Titi menegaskan, kedua PKPU itu telah diundang-undangkan oleh Kementerian Hukum dan Hak Asasi Manusia pada 3 Juli 2018. Oleh karena itu, menurut Pasal 87 UU Nomor 12 Tahun 2011 tentang Pembentukan Peraturan Perundang-undangan, PKPU memiliki kekuatan yang mengikat dan sah. Apabila, Bawaslu tidak menyetujui PKPU itu, maka pilihannya harus mengajukan uji materi ke Mahkamah Agung.
"Jadi forum di MA yang menjadi forum membuktikan bahwa KPU tidak benar, melampaui kewenangan, bukan di putusan Bawaslu atau Panwsalu (Panitia Pengawas Pemilu). Kl Bawaslu boleh mengesampingkan PKPU, ke depan kita tidak punya kepastian hukum. Karena setiap peraturan KPU tanpa diuji MA bisa dibatalkan sengketanya. Kalau ini dibiarkan, bisa jadi preseden buruk bagi kepastian tata kelola penyelenggaraan pemilu ke depan," kata Titi.

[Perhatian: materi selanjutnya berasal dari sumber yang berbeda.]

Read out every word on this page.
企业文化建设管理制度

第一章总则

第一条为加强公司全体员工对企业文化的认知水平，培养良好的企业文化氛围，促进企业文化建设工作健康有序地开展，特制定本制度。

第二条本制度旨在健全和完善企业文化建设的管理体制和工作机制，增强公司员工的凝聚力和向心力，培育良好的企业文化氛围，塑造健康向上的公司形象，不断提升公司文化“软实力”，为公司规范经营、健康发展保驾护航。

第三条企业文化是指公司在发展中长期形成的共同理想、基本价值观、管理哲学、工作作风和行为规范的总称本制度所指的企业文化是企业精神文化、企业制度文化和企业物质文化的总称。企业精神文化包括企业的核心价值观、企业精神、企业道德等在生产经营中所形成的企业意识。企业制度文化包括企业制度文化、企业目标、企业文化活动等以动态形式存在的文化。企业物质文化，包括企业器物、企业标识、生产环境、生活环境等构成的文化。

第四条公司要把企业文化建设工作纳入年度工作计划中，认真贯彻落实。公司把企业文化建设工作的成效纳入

Jalan tengah lain, menurut Titi, Bawaslu mempunyai kewenangan untuk mengoreksi putusan jajaran di bawahnya yang dinilai bertentangan dengan peraturan perundang-undangan.
Ketua KPU Arief Budiman mengatakan, pihaknya akan tetap konsisten menjalankan PKPU karena peraturan itu sah dan mengikat sepanjang MA belum membatalkannya.
"Tugas Bawaslu kan seharusnya memastikan bahwa KPU bertugas sesuai dengan PKPU itu. Ini bagian dari upaya kami untuk melindungi hak pemilih yang lebih besar dengan konsisten pada PKPU itu," tutur Arief.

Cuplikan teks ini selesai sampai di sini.